Riqueza petrolera, programas nucleares, millones de personas sometidas a ocupación militar, monarquías absolutistas, satrapías disfrazadas de democracia, conflictos religiosos, movilizaciones populares y extrema desigualdad social entre países y dentro de ellos: éstos son algunos de los ingredientes del cóctel molotov que incendia al Medio Oriente. Los intereses externos agravan la ya penosa situación. Los votos de la delegación uruguaya en la más reciente sesión del Consejo de Derechos Humanos de la Organización de las Naciones Unidas (ONU) en Ginebra no contribuyen a apagar el fuego.

En el caso de Israel, Uruguay volvió a condenar lo condenable: rechazó junto con la enorme mayoría del Consejo, como lo hace desde 1998, la construcción de colonias judías en los territorios árabes usurpados en la guerra de 1967. De acuerdo con las convenciones internacionales, el país ocupante es responsable de garantizar el bienestar y la vigencia de los derechos humanos de la población en las áreas ocupadas, y los palestinos de Cisjordania y Gaza soportan privaciones y abusos intolerables. Pero al negar su voto a la prórroga del mandato del relator especial sobre la situación en Irán, Uruguay le hizo un flaco favor a la causa palestina, pues le restó legitimidad a la acción de la ONU y reforzó las acusaciones de Israel acerca de la “hipocresía” del foro mundial.

Las circunstancias que rodearon el debate del Consejo tampoco ayudaron a aclarar el panorama. Las potencias occidentales, que aún no aprendieron que los embargos económicos consolidan a los autócratas y perjudican a los pueblos, restringieron sus compras de petróleo a Irán. No por sus flagrantes violaciones a los derechos humanos, sino como castigo por el supuesto carácter bélico de su programa nuclear, en una campaña que recuerda demasiado a la inútil búsqueda de armas de destrucción masiva que desembocó en la invasión de Estados Unidos a Irak.

Occidente también parece haber olvidado que sus desinteligencias, o más bien las burradas perversas de George W. Bush y Ariel Sharón, terminaron radicalizando al régimen iraní, que durante la presidencia del moderado Muhammad Jatami (1997-2005) había tendido puentes a través de la denominada Alianza de Civilizaciones, respaldada por el entonces secretario general de la ONU, Kofi Annan.
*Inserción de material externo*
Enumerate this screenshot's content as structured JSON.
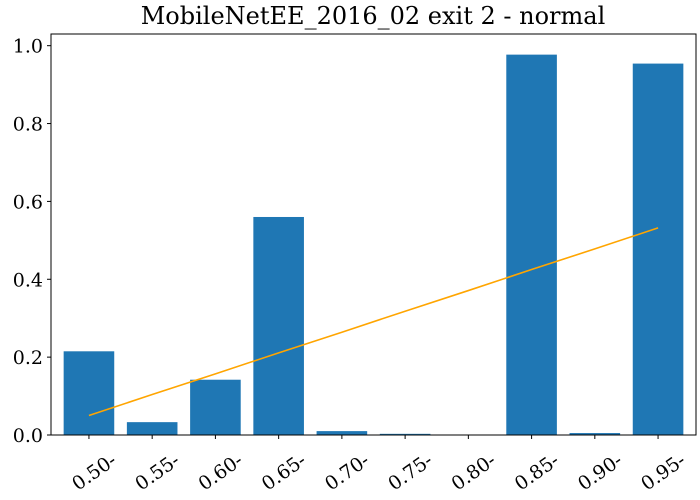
{
  "chart_data": {
    "type": "bar",
    "title": "MobileNetEE_2016_02 exit 2 - normal",
    "xlabel": "",
    "ylabel": "",
    "categories": [
      "0.50-",
      "0.55-",
      "0.60-",
      "0.65-",
      "0.70-",
      "0.75-",
      "0.80-",
      "0.85-",
      "0.90-",
      "0.95-"
    ],
    "series": [
      {
        "type": "bar",
        "values": [
          0.215,
          0.033,
          0.142,
          0.56,
          0.01,
          0.003,
          0.0,
          0.977,
          0.005,
          0.954
        ]
      },
      {
        "type": "line",
        "values": [
          0.05,
          0.104,
          0.157,
          0.211,
          0.264,
          0.318,
          0.371,
          0.425,
          0.478,
          0.532
        ]
      }
    ],
    "ylim": [
      0,
      1.03
    ],
    "yticks": [
      "0.0",
      "0.2",
      "0.4",
      "0.6",
      "0.8",
      "1.0"
    ],
    "grid": false,
    "legend": "none",
    "colors": {
      "bars": "#1f77b4",
      "trend": "#ffa500"
    }
  }
}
La hostilidad gratuita destrozó esa estrategia y la incipiente apertura, al tiempo que facilitó la llegada al gobierno de la bestia de Mahmoud Ahmadinejad.
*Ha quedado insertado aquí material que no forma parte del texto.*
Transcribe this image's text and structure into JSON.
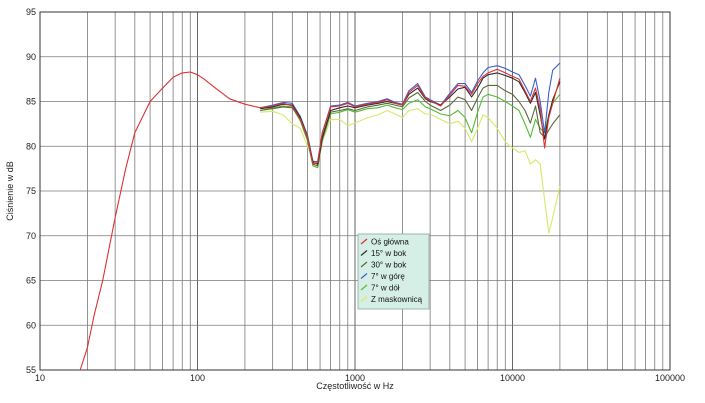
{
  "chart_data": {
    "type": "line",
    "title": "",
    "xlabel": "Częstotliwość w Hz",
    "ylabel": "Ciśnienie w dB",
    "x_scale": "log",
    "xlim": [
      10,
      100000
    ],
    "ylim": [
      55,
      95
    ],
    "x_ticks": [
      {
        "value": 10,
        "label": "10"
      },
      {
        "value": 100,
        "label": "100"
      },
      {
        "value": 1000,
        "label": "1000"
      },
      {
        "value": 10000,
        "label": "10000"
      },
      {
        "value": 100000,
        "label": "100000"
      }
    ],
    "y_ticks": [
      {
        "value": 55,
        "label": "55"
      },
      {
        "value": 60,
        "label": "60"
      },
      {
        "value": 65,
        "label": "65"
      },
      {
        "value": 70,
        "label": "70"
      },
      {
        "value": 75,
        "label": "75"
      },
      {
        "value": 80,
        "label": "80"
      },
      {
        "value": 85,
        "label": "85"
      },
      {
        "value": 90,
        "label": "90"
      },
      {
        "value": 95,
        "label": "95"
      }
    ],
    "grid": true,
    "legend_position": "center",
    "series": [
      {
        "name": "Oś główna",
        "color": "#e03030",
        "x": [
          18,
          20,
          22,
          25,
          30,
          35,
          40,
          50,
          60,
          70,
          80,
          90,
          100,
          110,
          130,
          160,
          200,
          250,
          300,
          350,
          400,
          450,
          500,
          540,
          580,
          620,
          700,
          800,
          900,
          1000,
          1200,
          1400,
          1600,
          1800,
          2000,
          2200,
          2500,
          2800,
          3000,
          3500,
          4000,
          4500,
          5000,
          5500,
          6000,
          6500,
          7000,
          8000,
          9000,
          10000,
          11000,
          12000,
          13000,
          14000,
          15000,
          16000,
          17000,
          18000,
          20000
        ],
        "y": [
          54.5,
          57.5,
          61,
          65,
          72,
          77.5,
          81.5,
          85,
          86.5,
          87.7,
          88.2,
          88.3,
          88.0,
          87.5,
          86.5,
          85.3,
          84.7,
          84.3,
          84.5,
          84.8,
          84.5,
          83.0,
          81.0,
          78.0,
          78.2,
          81.5,
          84.4,
          84.5,
          84.8,
          84.4,
          84.7,
          84.9,
          85.2,
          84.8,
          84.6,
          86.0,
          86.8,
          85.4,
          85.1,
          84.5,
          85.7,
          86.8,
          86.7,
          85.8,
          87.0,
          87.8,
          88.2,
          88.6,
          88.2,
          87.8,
          87.5,
          86.2,
          85.0,
          86.5,
          84.2,
          79.8,
          83.2,
          84.8,
          87.6
        ]
      },
      {
        "name": "15° w bok",
        "color": "#2b2b2b",
        "x": [
          250,
          300,
          350,
          400,
          450,
          500,
          540,
          580,
          620,
          700,
          800,
          900,
          1000,
          1200,
          1400,
          1600,
          1800,
          2000,
          2200,
          2500,
          2800,
          3000,
          3500,
          4000,
          4500,
          5000,
          5500,
          6000,
          6500,
          7000,
          8000,
          9000,
          10000,
          11000,
          12000,
          13000,
          14000,
          15000,
          16000,
          17000,
          18000,
          20000
        ],
        "y": [
          84.2,
          84.4,
          84.7,
          84.6,
          83.2,
          81.0,
          78.2,
          78.0,
          81.0,
          84.0,
          84.3,
          84.5,
          84.3,
          84.6,
          84.8,
          85.0,
          84.8,
          84.6,
          85.8,
          86.5,
          85.3,
          85.0,
          84.6,
          85.5,
          86.4,
          86.6,
          85.5,
          86.5,
          87.6,
          88.0,
          88.2,
          87.9,
          87.6,
          87.2,
          86.0,
          84.8,
          86.0,
          83.5,
          80.8,
          83.5,
          85.2,
          87.2
        ]
      },
      {
        "name": "30° w bok",
        "color": "#5a6a3a",
        "x": [
          250,
          300,
          350,
          400,
          450,
          500,
          540,
          580,
          620,
          700,
          800,
          900,
          1000,
          1200,
          1400,
          1600,
          1800,
          2000,
          2200,
          2500,
          2800,
          3000,
          3500,
          4000,
          4500,
          5000,
          5500,
          6000,
          6500,
          7000,
          8000,
          9000,
          10000,
          11000,
          12000,
          13000,
          14000,
          15000,
          16000,
          17000,
          18000,
          20000
        ],
        "y": [
          84.0,
          84.2,
          84.4,
          84.3,
          83.0,
          80.8,
          78.0,
          77.8,
          80.8,
          83.8,
          84.0,
          84.2,
          84.0,
          84.4,
          84.6,
          84.8,
          84.6,
          84.4,
          85.4,
          86.0,
          85.0,
          84.6,
          84.0,
          84.6,
          85.5,
          85.2,
          84.0,
          85.4,
          86.5,
          86.8,
          86.8,
          86.2,
          85.8,
          85.0,
          84.0,
          82.6,
          84.5,
          81.5,
          81.0,
          81.8,
          82.5,
          83.5
        ]
      },
      {
        "name": "7° w górę",
        "color": "#3a5fd0",
        "x": [
          250,
          300,
          350,
          400,
          450,
          500,
          540,
          580,
          620,
          700,
          800,
          900,
          1000,
          1200,
          1400,
          1600,
          1800,
          2000,
          2200,
          2500,
          2800,
          3000,
          3500,
          4000,
          4500,
          5000,
          5500,
          6000,
          6500,
          7000,
          8000,
          9000,
          10000,
          11000,
          12000,
          13000,
          14000,
          15000,
          16000,
          17000,
          18000,
          20000
        ],
        "y": [
          84.3,
          84.6,
          84.9,
          84.8,
          83.3,
          81.2,
          78.3,
          78.3,
          81.5,
          84.5,
          84.6,
          84.9,
          84.5,
          84.8,
          85.0,
          85.3,
          84.9,
          84.7,
          86.2,
          87.0,
          85.5,
          85.2,
          84.6,
          85.9,
          87.0,
          87.0,
          86.0,
          87.3,
          88.2,
          88.8,
          89.0,
          88.7,
          88.3,
          88.0,
          86.8,
          85.6,
          87.6,
          85.0,
          81.5,
          86.0,
          88.5,
          89.3
        ]
      },
      {
        "name": "7° w dół",
        "color": "#55bb33",
        "x": [
          250,
          300,
          350,
          400,
          450,
          500,
          540,
          580,
          620,
          700,
          800,
          900,
          1000,
          1200,
          1400,
          1600,
          1800,
          2000,
          2200,
          2500,
          2800,
          3000,
          3500,
          4000,
          4500,
          5000,
          5500,
          6000,
          6500,
          7000,
          8000,
          9000,
          10000,
          11000,
          12000,
          13000,
          14000,
          15000,
          16000,
          17000,
          18000,
          20000
        ],
        "y": [
          84.0,
          84.3,
          84.5,
          84.4,
          82.8,
          80.6,
          77.8,
          77.6,
          80.6,
          83.6,
          83.8,
          84.1,
          83.8,
          84.2,
          84.3,
          84.6,
          84.3,
          84.1,
          84.8,
          85.2,
          84.4,
          84.2,
          83.6,
          83.4,
          84.0,
          83.2,
          81.5,
          83.8,
          85.5,
          85.8,
          85.5,
          85.0,
          84.5,
          84.0,
          82.5,
          81.0,
          83.0,
          82.0,
          81.5,
          83.5,
          84.8,
          85.8
        ]
      },
      {
        "name": "Z maskownicą",
        "color": "#d8e86a",
        "x": [
          250,
          300,
          350,
          400,
          450,
          500,
          540,
          580,
          620,
          700,
          800,
          900,
          1000,
          1200,
          1400,
          1600,
          1800,
          2000,
          2200,
          2500,
          2800,
          3000,
          3500,
          4000,
          4500,
          5000,
          5500,
          6000,
          6500,
          7000,
          8000,
          9000,
          10000,
          11000,
          12000,
          13000,
          14000,
          15000,
          16000,
          17000,
          18000,
          20000
        ],
        "y": [
          83.8,
          83.9,
          83.5,
          82.5,
          82.0,
          80.0,
          78.5,
          78.0,
          80.5,
          83.0,
          83.0,
          82.3,
          82.6,
          83.2,
          83.5,
          84.0,
          83.6,
          83.2,
          84.0,
          84.2,
          83.6,
          83.6,
          83.0,
          82.5,
          82.8,
          82.0,
          80.5,
          82.0,
          83.5,
          83.2,
          82.0,
          80.5,
          79.8,
          79.3,
          79.5,
          78.0,
          78.5,
          78.0,
          74.0,
          70.3,
          72.0,
          75.5
        ]
      }
    ]
  }
}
Años más tarde, las crecientes agresiones extranjeras le sirven a la dictadura en Teherán para consolidarse y seguir oprimiendo a minorías religiosas y sexuales y a las mujeres, fraguando elecciones, practicando la tortura, encarcelando a disidentes, ejecutando en la horca y hasta hace pocos meses también con la lapidación a apóstatas, infieles y adúlteras, mutilando a condenados por diversos delitos, encarcelando a disidentes, periodistas y artistas, y reprimiendo a balazos manifestaciones pacíficas.

Pero, como si fuera un chiste malísimo, los países que más alzan la voz para cuestionar a Irán son Estados Unidos e Israel. El primero detonó bombas atómicas contra dos ciudades, integró la tortura al arsenal de su “guerra contra el terror”, practica la pena de muerte e invade países con un ánimo casi deportivo. El segundo basa su existencia sobre la identidad religiosa, inventó el “asesinato selectivo” de supuestos terroristas, usa territorio ajeno como si fuera su letrina y fabrica armas nucleares sin adherir (como sí lo hizo Teherán) al tratado internacional que las limita. Para colmo, critica al régimen iraní, con legítimo derecho, por negar el Holocausto judío, pero niega el genocidio armenio para congraciarse con la veleidosa Turquía.
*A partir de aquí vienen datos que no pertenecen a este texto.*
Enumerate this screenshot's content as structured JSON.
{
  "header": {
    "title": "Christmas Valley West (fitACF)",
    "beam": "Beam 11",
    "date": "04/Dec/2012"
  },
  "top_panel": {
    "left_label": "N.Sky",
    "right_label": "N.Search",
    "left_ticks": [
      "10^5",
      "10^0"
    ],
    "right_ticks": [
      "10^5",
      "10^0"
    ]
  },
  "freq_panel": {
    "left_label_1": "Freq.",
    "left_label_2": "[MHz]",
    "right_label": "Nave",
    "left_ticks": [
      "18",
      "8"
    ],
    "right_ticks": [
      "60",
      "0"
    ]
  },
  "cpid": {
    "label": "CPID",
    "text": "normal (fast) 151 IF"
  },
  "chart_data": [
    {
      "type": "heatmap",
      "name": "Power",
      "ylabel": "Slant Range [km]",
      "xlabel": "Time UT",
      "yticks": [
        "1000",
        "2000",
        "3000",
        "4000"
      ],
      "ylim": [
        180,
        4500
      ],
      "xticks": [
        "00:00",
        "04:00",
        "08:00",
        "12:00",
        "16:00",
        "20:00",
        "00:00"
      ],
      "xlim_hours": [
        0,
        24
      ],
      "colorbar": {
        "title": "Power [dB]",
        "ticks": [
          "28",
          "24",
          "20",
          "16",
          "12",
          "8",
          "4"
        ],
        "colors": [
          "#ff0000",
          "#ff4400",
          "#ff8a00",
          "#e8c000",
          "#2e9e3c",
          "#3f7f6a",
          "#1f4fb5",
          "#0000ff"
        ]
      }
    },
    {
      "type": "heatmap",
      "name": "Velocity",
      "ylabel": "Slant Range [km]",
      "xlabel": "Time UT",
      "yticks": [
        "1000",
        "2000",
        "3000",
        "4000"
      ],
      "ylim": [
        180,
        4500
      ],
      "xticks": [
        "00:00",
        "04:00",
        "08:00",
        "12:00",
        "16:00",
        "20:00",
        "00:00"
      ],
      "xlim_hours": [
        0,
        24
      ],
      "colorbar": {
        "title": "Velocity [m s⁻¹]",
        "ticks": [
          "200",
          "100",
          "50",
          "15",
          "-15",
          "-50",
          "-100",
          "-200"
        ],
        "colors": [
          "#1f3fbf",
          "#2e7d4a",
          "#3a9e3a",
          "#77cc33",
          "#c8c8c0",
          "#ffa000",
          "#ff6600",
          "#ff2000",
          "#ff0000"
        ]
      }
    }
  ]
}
Sería lo decente que Uruguay se solidarizara con una nación que sufre penurias no muy diferentes a su dolorosa experiencia. Que ayudara, en la medida de sus posibilidades, a su democratización. Pero al negarse no ya a condenar, sino siquiera a permitirle a la ONU investigar la situación de los derechos humanos en Irán, sólo contribuye a que la podredumbre siga acumulándose debajo de la alfombra persa.